Шкрета снова повернулся к мертвой Ружене и попросил сообщить ему подробности ее смерти. Вслед за этим сказал:
— Нет. Это не похоже ни на один медикамент, ни на одно вещество, какое она могла бы достать в наших кабинетах. Это безусловно какой-нибудь алкалоид. Какой, установит вскрытие.
— Как она могла его получить?
— Затрудняюсь сказать.
— Пока все покрыто мраком неизвестности,— сказал инспектор.— В том числе и мотив. Вот этот молодой человек показал, что у нее должен был родиться от него ребенок, которого она хотела уничтожить.
— Он принудил ее к этому! — кричал Франтишек.
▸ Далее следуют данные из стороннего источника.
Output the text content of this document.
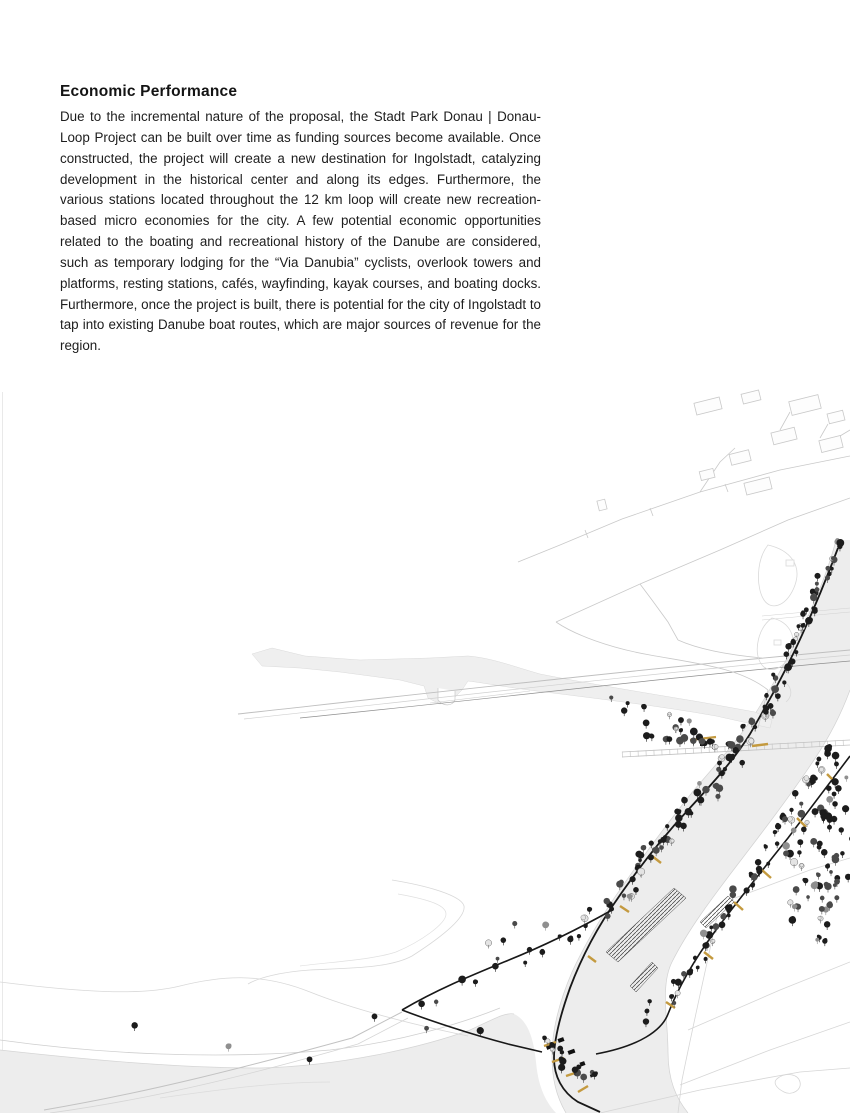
Economic Performance

Due to the incremental nature of the proposal, the Stadt Park Donau | Donau-Loop Project can be built over time as funding sources become available. Once constructed, the project will create a new destination for Ingolstadt, catalyzing development in the historical center and along its edges. Furthermore, the various stations located throughout the 12 km loop will create new recreation-based micro economies for the city. A few potential economic opportunities related to the boating and recreational history of the Danube are considered, such as temporary lodging for the “Via Danubia” cyclists, overlook towers and platforms, resting stations, cafés, wayfinding, kayak courses, and boating docks. Furthermore, once the project is built, there is potential for the city of Ingolstadt to tap into existing Danube boat routes, which are major sources of revenue for the region.
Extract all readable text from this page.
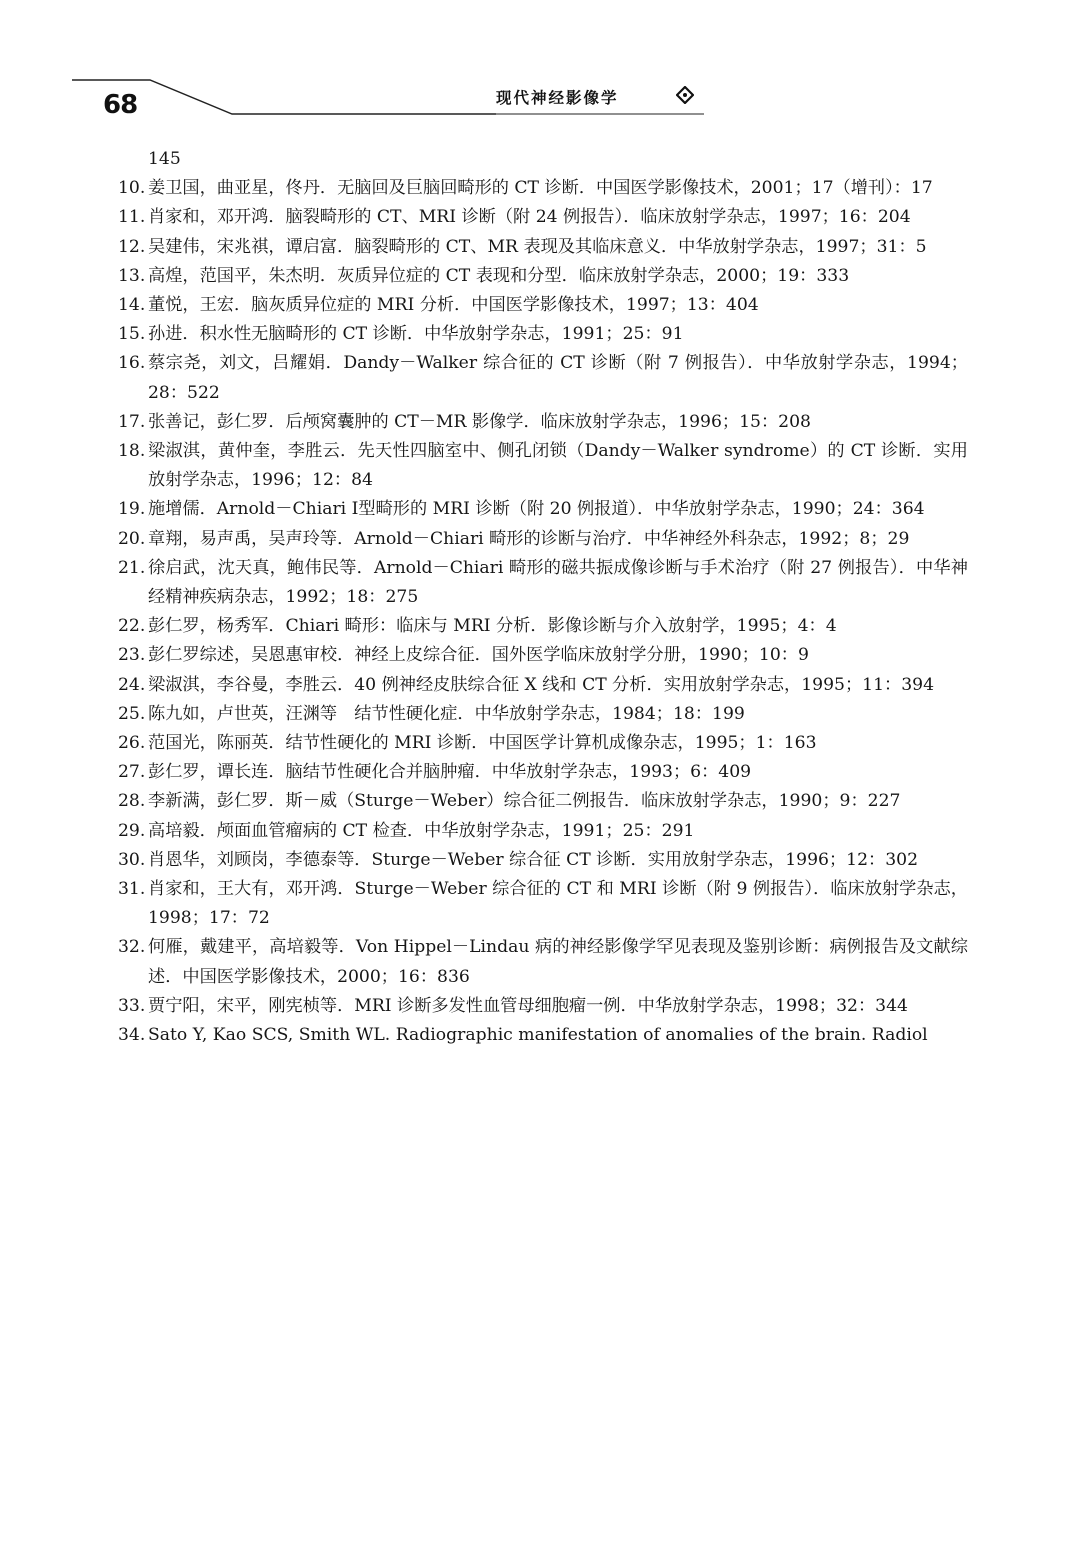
68	现代神经影像学
145
10. 姜卫国，曲亚星，佟丹．无脑回及巨脑回畸形的 CT 诊断．中国医学影像技术，2001；17（增刊）：17
11. 肖家和，邓开鸿．脑裂畸形的 CT、MRI 诊断（附 24 例报告）．临床放射学杂志，1997；16：204
12. 吴建伟，宋兆祺，谭启富．脑裂畸形的 CT、MR 表现及其临床意义．中华放射学杂志，1997；31：5
13. 高煌，范国平，朱杰明．灰质异位症的 CT 表现和分型．临床放射学杂志，2000；19：333
14. 董悦，王宏．脑灰质异位症的 MRI 分析．中国医学影像技术，1997；13：404
15. 孙进．积水性无脑畸形的 CT 诊断．中华放射学杂志，1991；25：91
16. 蔡宗尧，刘文，吕耀娟．Dandy－Walker 综合征的 CT 诊断（附 7 例报告）．中华放射学杂志，1994；28：522
17. 张善记，彭仁罗．后颅窝囊肿的 CT－MR 影像学．临床放射学杂志，1996；15：208
18. 梁淑淇，黄仲奎，李胜云．先天性四脑室中、侧孔闭锁（Dandy－Walker syndrome）的 CT 诊断．实用放射学杂志，1996；12：84
19. 施增儒．Arnold－Chiari Ⅰ型畸形的 MRI 诊断（附 20 例报道）．中华放射学杂志，1990；24：364
20. 章翔，易声禹，吴声玲等．Arnold－Chiari 畸形的诊断与治疗．中华神经外科杂志，1992；8；29
21. 徐启武，沈天真，鲍伟民等．Arnold－Chiari 畸形的磁共振成像诊断与手术治疗（附 27 例报告）．中华神经精神疾病杂志，1992；18：275
22. 彭仁罗，杨秀军．Chiari 畸形：临床与 MRI 分析．影像诊断与介入放射学，1995；4：4
23. 彭仁罗综述，吴恩惠审校．神经上皮综合征．国外医学临床放射学分册，1990；10：9
24. 梁淑淇，李谷曼，李胜云．40 例神经皮肤综合征 X 线和 CT 分析．实用放射学杂志，1995；11：394
25. 陈九如，卢世英，汪渊等　结节性硬化症．中华放射学杂志，1984；18：199
26. 范国光，陈丽英．结节性硬化的 MRI 诊断．中国医学计算机成像杂志，1995；1：163
27. 彭仁罗，谭长连．脑结节性硬化合并脑肿瘤．中华放射学杂志，1993；6：409
28. 李新满，彭仁罗．斯－威（Sturge－Weber）综合征二例报告．临床放射学杂志，1990；9：227
29. 高培毅．颅面血管瘤病的 CT 检查．中华放射学杂志，1991；25：291
30. 肖恩华，刘顾岗，李德泰等．Sturge－Weber 综合征 CT 诊断．实用放射学杂志，1996；12：302
31. 肖家和，王大有，邓开鸿．Sturge－Weber 综合征的 CT 和 MRI 诊断（附 9 例报告）．临床放射学杂志，1998；17：72
32. 何雁，戴建平，高培毅等．Von Hippel－Lindau 病的神经影像学罕见表现及鉴别诊断：病例报告及文献综述．中国医学影像技术，2000；16：836
33. 贾宁阳，宋平，刚宪桢等．MRI 诊断多发性血管母细胞瘤一例．中华放射学杂志，1998；32：344
34. Sato Y, Kao SCS, Smith WL. Radiographic manifestation of anomalies of the brain. Radiol
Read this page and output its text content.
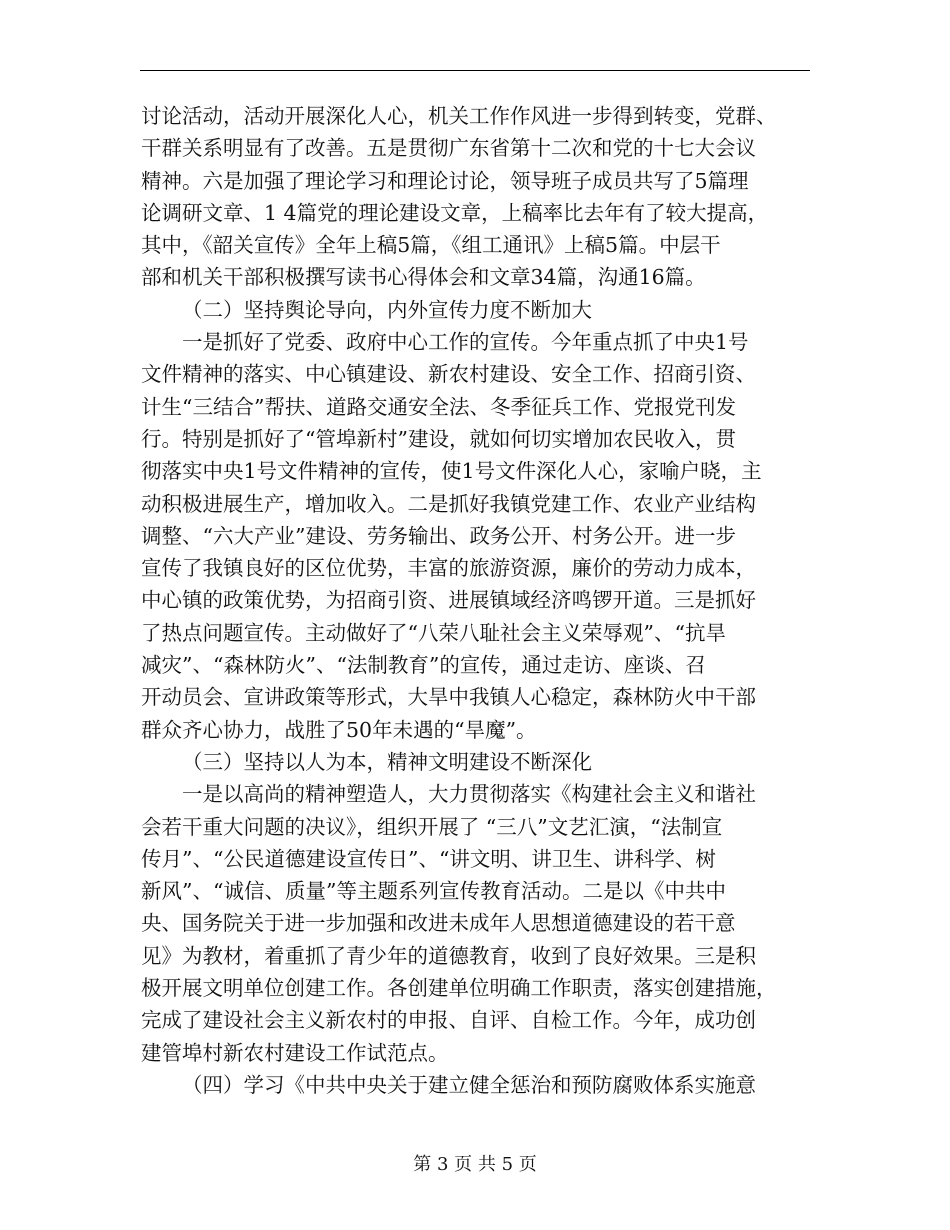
讨论活动，活动开展深化人心，机关工作作风进一步得到转变，党群、
干群关系明显有了改善。五是贯彻广东省第十二次和党的十七大会议
精神。六是加强了理论学习和理论讨论，领导班子成员共写了5篇理
论调研文章、1 4篇党的理论建设文章，上稿率比去年有了较大提高，
其中，《韶关宣传》全年上稿5篇，《组工通讯》上稿5篇。中层干
部和机关干部积极撰写读书心得体会和文章34篇，沟通16篇。
（二）坚持舆论导向，内外宣传力度不断加大
一是抓好了党委、政府中心工作的宣传。今年重点抓了中央1号
文件精神的落实、中心镇建设、新农村建设、安全工作、招商引资、
计生“三结合”帮扶、道路交通安全法、冬季征兵工作、党报党刊发
行。特别是抓好了“管埠新村”建设，就如何切实增加农民收入，贯
彻落实中央1号文件精神的宣传，使1号文件深化人心，家喻户晓，主
动积极进展生产，增加收入。二是抓好我镇党建工作、农业产业结构
调整、“六大产业”建设、劳务输出、政务公开、村务公开。进一步
宣传了我镇良好的区位优势，丰富的旅游资源，廉价的劳动力成本，
中心镇的政策优势，为招商引资、进展镇域经济鸣锣开道。三是抓好
了热点问题宣传。主动做好了“八荣八耻社会主义荣辱观”、“抗旱
减灾”、“森林防火”、“法制教育”的宣传，通过走访、座谈、召
开动员会、宣讲政策等形式，大旱中我镇人心稳定，森林防火中干部
群众齐心协力，战胜了50年未遇的“旱魔”。
（三）坚持以人为本，精神文明建设不断深化
一是以高尚的精神塑造人，大力贯彻落实《构建社会主义和谐社
会若干重大问题的决议》，组织开展了 “三八”文艺汇演，“法制宣
传月”、“公民道德建设宣传日”、“讲文明、讲卫生、讲科学、树
新风”、“诚信、质量”等主题系列宣传教育活动。二是以《中共中
央、国务院关于进一步加强和改进未成年人思想道德建设的若干意
见》为教材，着重抓了青少年的道德教育，收到了良好效果。三是积
极开展文明单位创建工作。各创建单位明确工作职责，落实创建措施，
完成了建设社会主义新农村的申报、自评、自检工作。今年，成功创
建管埠村新农村建设工作试范点。
（四）学习《中共中央关于建立健全惩治和预防腐败体系实施意
第 3 页 共 5 页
— Кто? — спросил инспектор.
— Трубач! Он хотел отбить ее у меня и принудил ее избавиться от моего ребенка! Я следил за ними! Он был с ней на комиссии.
— Я могу подтвердить это,— сказал доктор Шкрета.— Мы сегодня действительно рассматривали заявление этой сестры на предмет аборта.
— Трубач был там с ней?
— Да,— сказал Шкрета.— Наша сестра объявила его отцом своего ребенка.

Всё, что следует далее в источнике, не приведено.